FIG. 15 is a circuit diagram showing a drive circuit for one block of nozzles in the line head of FIG. 12B.

FIG. 16 is a schematic diagram showing a configuration example of a line head in a second embodiment of the ink jet printer according to the present invention.

FIG. 17 is a schematic diagram showing a nozzle arrangement in the line head of FIG.

18 is a time chart showing drive signals for one block of nozzles in the line head of FIG. 17;

FIG. 19 is a schematic diagram illustrating an example of time-division driving of a line head configured by tiling in an example of a conventional inkjet printer, and illustrating a relationship between the line head and a driving circuit.

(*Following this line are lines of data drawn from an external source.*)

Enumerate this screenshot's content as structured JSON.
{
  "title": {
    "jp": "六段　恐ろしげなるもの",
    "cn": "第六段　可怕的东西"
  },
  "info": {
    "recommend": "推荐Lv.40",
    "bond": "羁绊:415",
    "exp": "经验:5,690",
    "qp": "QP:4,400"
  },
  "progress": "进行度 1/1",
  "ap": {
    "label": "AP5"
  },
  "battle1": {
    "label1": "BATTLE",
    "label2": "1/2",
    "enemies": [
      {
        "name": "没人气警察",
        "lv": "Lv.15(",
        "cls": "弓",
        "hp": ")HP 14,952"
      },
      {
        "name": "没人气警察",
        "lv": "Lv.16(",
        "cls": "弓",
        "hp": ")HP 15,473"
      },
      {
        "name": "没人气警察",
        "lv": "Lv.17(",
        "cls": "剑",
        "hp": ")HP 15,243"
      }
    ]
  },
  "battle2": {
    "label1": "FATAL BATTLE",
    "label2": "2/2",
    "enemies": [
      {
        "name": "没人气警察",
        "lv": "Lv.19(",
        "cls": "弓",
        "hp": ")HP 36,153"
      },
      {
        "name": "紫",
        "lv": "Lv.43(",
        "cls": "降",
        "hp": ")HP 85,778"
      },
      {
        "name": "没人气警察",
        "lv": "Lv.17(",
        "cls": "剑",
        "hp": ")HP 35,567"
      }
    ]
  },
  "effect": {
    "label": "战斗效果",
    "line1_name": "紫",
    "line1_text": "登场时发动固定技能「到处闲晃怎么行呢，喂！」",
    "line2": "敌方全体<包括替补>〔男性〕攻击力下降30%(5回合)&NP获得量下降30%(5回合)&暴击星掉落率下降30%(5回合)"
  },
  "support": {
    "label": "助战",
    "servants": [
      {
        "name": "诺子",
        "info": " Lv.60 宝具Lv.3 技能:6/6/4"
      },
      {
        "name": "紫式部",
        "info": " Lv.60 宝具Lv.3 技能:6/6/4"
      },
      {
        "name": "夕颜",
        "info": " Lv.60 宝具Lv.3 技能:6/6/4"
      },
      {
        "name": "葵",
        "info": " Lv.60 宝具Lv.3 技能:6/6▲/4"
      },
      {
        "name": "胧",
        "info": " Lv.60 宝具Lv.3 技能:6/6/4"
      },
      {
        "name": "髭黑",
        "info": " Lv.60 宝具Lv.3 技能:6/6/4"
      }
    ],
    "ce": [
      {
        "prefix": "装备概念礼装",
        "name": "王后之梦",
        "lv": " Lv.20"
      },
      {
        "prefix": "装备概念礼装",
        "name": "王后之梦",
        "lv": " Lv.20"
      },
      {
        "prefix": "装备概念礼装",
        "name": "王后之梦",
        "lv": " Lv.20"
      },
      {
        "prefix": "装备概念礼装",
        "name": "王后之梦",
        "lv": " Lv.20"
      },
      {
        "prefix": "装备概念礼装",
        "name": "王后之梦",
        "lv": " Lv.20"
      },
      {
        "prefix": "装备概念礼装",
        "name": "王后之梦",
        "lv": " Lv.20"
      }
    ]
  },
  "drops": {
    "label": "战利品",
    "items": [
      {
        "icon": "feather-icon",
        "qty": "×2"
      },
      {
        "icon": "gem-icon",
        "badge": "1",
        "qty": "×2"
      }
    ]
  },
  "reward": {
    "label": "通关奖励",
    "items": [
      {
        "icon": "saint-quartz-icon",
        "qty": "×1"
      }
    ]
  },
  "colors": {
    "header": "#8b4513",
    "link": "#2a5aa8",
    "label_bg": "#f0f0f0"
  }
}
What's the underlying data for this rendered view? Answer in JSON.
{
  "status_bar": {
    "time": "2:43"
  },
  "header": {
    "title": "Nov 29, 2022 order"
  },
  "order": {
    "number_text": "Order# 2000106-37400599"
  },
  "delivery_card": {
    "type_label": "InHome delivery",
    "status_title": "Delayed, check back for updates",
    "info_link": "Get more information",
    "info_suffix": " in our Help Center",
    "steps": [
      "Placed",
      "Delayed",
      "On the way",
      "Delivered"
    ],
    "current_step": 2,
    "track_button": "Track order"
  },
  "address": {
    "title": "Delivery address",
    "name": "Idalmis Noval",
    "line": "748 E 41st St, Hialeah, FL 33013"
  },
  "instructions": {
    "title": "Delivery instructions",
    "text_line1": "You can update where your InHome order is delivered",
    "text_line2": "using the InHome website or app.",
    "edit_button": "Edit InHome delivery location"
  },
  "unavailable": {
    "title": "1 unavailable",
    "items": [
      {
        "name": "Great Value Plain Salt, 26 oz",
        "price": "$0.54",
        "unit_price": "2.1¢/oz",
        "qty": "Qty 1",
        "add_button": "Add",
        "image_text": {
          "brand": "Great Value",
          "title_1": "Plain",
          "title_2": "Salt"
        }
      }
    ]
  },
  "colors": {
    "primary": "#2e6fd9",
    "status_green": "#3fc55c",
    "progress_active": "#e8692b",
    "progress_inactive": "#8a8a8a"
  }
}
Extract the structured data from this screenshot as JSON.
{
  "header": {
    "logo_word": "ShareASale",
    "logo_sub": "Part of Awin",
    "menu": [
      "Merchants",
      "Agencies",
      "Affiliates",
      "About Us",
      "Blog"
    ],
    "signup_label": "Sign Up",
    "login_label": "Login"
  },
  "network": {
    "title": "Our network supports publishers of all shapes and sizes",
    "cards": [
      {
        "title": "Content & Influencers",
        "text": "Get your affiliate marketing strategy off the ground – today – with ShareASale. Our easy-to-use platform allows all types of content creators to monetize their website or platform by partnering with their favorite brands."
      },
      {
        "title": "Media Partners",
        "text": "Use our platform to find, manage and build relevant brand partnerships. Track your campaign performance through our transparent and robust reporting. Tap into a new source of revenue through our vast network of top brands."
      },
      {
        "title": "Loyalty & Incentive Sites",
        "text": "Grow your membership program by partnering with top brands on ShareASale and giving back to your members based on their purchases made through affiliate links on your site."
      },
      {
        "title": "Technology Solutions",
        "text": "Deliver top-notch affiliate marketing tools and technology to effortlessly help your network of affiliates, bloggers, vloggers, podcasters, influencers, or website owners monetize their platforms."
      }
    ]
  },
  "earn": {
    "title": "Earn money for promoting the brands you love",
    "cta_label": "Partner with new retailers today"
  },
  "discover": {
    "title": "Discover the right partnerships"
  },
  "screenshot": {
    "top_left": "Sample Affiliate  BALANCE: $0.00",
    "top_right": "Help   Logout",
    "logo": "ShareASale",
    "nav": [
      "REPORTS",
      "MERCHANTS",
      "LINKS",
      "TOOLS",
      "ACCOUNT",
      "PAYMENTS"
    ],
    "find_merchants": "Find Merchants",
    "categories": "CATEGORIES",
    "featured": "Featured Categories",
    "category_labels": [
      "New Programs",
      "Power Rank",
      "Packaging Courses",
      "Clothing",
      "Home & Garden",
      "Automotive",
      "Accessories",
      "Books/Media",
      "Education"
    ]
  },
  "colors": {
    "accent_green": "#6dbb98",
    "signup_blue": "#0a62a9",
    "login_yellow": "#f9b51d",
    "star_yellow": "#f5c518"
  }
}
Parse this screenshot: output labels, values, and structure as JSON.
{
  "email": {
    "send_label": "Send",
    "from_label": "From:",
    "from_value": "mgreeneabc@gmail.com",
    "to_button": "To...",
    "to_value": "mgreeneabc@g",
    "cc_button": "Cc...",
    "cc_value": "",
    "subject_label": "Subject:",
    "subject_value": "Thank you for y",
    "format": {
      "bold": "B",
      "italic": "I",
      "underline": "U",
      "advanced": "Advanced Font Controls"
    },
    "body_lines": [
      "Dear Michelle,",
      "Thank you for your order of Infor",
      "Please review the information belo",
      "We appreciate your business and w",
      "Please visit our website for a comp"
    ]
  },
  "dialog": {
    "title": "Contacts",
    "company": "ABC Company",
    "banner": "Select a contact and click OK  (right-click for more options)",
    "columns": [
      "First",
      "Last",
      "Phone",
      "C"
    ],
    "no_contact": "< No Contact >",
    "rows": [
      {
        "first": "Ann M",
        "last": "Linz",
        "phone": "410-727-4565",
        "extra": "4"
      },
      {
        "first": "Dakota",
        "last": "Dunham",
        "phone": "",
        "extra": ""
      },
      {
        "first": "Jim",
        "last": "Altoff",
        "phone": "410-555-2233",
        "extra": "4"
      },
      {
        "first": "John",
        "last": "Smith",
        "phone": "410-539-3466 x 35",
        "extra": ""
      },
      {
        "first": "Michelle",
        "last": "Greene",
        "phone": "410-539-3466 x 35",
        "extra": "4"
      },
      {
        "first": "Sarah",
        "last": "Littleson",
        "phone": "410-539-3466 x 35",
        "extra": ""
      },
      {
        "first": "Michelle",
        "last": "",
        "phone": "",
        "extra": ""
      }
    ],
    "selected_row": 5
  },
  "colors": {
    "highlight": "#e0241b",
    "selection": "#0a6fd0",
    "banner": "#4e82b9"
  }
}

FIG. 20 is a schematic view showing a nozzle arrangement in the line head of FIG. 19;

FIG. 21 is a circuit diagram showing a drive circuit for one block of nozzles in the line head of FIG. 19;

[Explanation of symbols]

100: inkjet printer, 110: housing, 111: paper discharge port, 112: tray entrance,
120 ... line head, 121 ... head chip, 121a ... heating element, 121b ... connection terminal, 121c ... switching element, 121d ...
Gate circuit, 122 ... head frame, 122a
..Ink supply holes, 123 ... members, 123a ...
Liquid chamber, 123b channel, 124 nozzle plate, 124a nozzle, 125 filter, 1
26: ink tank, 127: electric wiring, 13
0: paper feed unit, 131: paper feed guide, 13
2, 133: paper feed roller, 134: paper feed motor, 135, 136: pulley, 137, 138
..Belts, 140 ... Paper feeding section, 141 ... Paper feeding roller, 142 ... Paper feeding motor, 143 ... Gear, 1
50: paper tray, 151: spring, 152
..Paper support, 160 ... electric circuit section, 161 ... signal processing / control circuit, 162 ... correction circuit, 163 ...
.Head drive circuit, 164 ... various control circuits, 1
65: memory, 166: signal input unit.

 ────────────────────────────────────────────────── ─── Continued on the front page (72) Inventor Yuji Yakura 6-7-35 Kita-Shinagawa, Shinagawa-ku, Tokyo F-term in Sony Corporation (reference) 2C057 AF54 AF93 AG12 AG14 AG83 AM19 AN05 AP02 AP14 AP75 BA04 BA13

Claims (2)

[Claims] An ink droplet is ejected from a line head having a plurality of nozzles arranged in a horizontal direction, which is a width direction of a recording medium, to land on the recording medium. An ink jet printer for performing recording, wherein the line head includes a plurality of head chips each having a predetermined number of nozzles and a drive circuit for driving each nozzle, the head chips being arranged in the horizontal direction so that the nozzles do not overlap. An ink jet printer, wherein the number of nozzles of each head chip is configured to be an integral multiple of the number of phases of nozzle division drive. 2. A method of ejecting ink droplets from a line head having a plurality of nozzles arranged in a horizontal direction, which is a width direction of a recording medium, and landing the recording medium on a recording medium. An ink jet printer for recording, wherein a plurality of the line heads are arranged in the lateral direction so that nozzles at end portions of a head chip having a predetermined number of nozzles and a drive circuit for driving each nozzle overlap. An ink jet printer, wherein the number of nozzles of each head chip is a number obtained by adding the number of overlapping nozzles to an integral multiple of the number of phases of nozzle division drive.